The Gerard T. Donnelly Grand Garden, the new Firefly Pavilion for weddings and events, and the newly rerouted Conifer Walk are all designed to be accessible to people who use wheelchairs, walkers, or strollers.

They are building blocks in the Arboretum’s ongoing effort to make experiences among trees and nature open to everyone.

The new route of the Conifer Walk doesn’t just wind among evergreen trees from around the world. It is now also a crucial link between paths leading to central areas of the Arboretum, connecting Meadow Lake, the Children’s Garden, The Grand Garden, and the new Firefly Pavilion, site of this year’s Evergreen Gala. Guests using wheelchairs or electric mobility scooters, or who simply prefer a paved path, can now make their way through varied sights.

Formerly, the path had steep slopes that made it difficult to traverse in a wheelchair or with a walker or cane. It was especially challenging for visitors to Illumination: Tree Lights at The Morton Arboretum, who may have struggled to get up a hill.

“We wanted to make this area something everyone can enjoy,” said Susan Jacobson, head of site planning and design, who laid out the new route. Basic geometry said that to make the slopes lower and easier, the path had to be longer, so now it meanders like a gently curving road.

Several areas of the Arboretum have been created with accessibility in mind, starting with the Visitor Center and the Arboretum’s central courtyard, Arbor Court, which has paved paths and shady seating areas. They were designed to be accessible two decades ago.

Many areas of the Children’s Garden can also be enjoyed by people using wheelchairs, walkers, wagons, or strollers. The Tree Walk, with paved surfaces, tall trees, and easy-to-read signs, begins at the entrance gate. Nearby is a fountain in which a huge ball is balanced on water, at a perfect height for children in wheelchairs to touch and splash.

In the Every Which Way area, designed for preschool-age children, the path and many of the play structures can be entered with a child’s wheelchair.

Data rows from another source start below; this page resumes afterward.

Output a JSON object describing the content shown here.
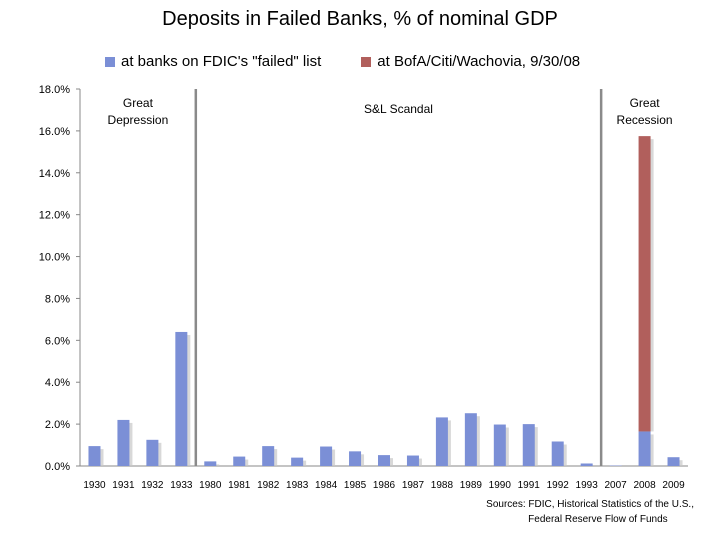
{
  "chart_data": {
    "type": "bar",
    "title": "Deposits in Failed Banks, % of nominal GDP",
    "categories": [
      "1930",
      "1931",
      "1932",
      "1933",
      "1980",
      "1981",
      "1982",
      "1983",
      "1984",
      "1985",
      "1986",
      "1987",
      "1988",
      "1989",
      "1990",
      "1991",
      "1992",
      "1993",
      "2007",
      "2008",
      "2009"
    ],
    "series": [
      {
        "name": "at banks on FDIC's \"failed\" list",
        "color": "#7b8fd6",
        "values": [
          0.95,
          2.2,
          1.25,
          6.4,
          0.22,
          0.45,
          0.95,
          0.4,
          0.93,
          0.7,
          0.52,
          0.5,
          2.32,
          2.52,
          1.98,
          2.0,
          1.17,
          0.12,
          0.02,
          1.65,
          0.42
        ]
      },
      {
        "name": "at BofA/Citi/Wachovia, 9/30/08",
        "color": "#b15f5c",
        "values": [
          0,
          0,
          0,
          0,
          0,
          0,
          0,
          0,
          0,
          0,
          0,
          0,
          0,
          0,
          0,
          0,
          0,
          0,
          0,
          14.1,
          0
        ]
      }
    ],
    "ylim": [
      0,
      18
    ],
    "yticks": [
      "0.0%",
      "2.0%",
      "4.0%",
      "6.0%",
      "8.0%",
      "10.0%",
      "12.0%",
      "14.0%",
      "16.0%",
      "18.0%"
    ],
    "stacked": true,
    "legend_position": "top",
    "annotations": [
      {
        "label": "Great\nDepression"
      },
      {
        "label": "S&L Scandal"
      },
      {
        "label": "Great\nRecession"
      }
    ]
  },
  "source": {
    "line1": "Sources: FDIC, Historical Statistics of the U.S.,",
    "line2": "Federal Reserve Flow of Funds"
  }
}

A paved path leads to Wonder Pond, home to many fish, toads, and dragonflies, and a wheelchair-accessible boardwalk runs alongside it. The family restrooms in the garden have power doors and cubicles with plenty of space.

One of the Arboretum’s most popular paths is the one that sweeps around Meadow Lake, paved with asphalt and looping through sweeps of native plants. Benches, with space for wheelchairs alongside, provide places to pause and enjoy the view. Another accessible spot is the tranquil, shady Ground Cover Garden, with paved paths and with benches for restful pauses.

The Sterling Morton Library is fully accessible to wheelchairs. Farther afield, both the Prairie Visitor Station and the Big Rock Visitor Station are connected to short paved trails that loop through the Arboretum’s natural areas. The Fragrance Garden near the Thornhill Education Center is also wheelchair-accessible.

The Arboretum is continually working to make more of its spaces and experiences available and welcoming to more people. The Children’s Garden often works with groups of parents of children with sensory challenges to provide tailored programs. Tram tours have been arranged for groups of people with hearing disabilities. A “Have an Accessible Visit” guide on the website encourages guests to ask for help arranging accommodations.

The Arboretum is always building toward a more inclusive, diverse, accessible, and equitable future for all its guests, staff, and volunteers.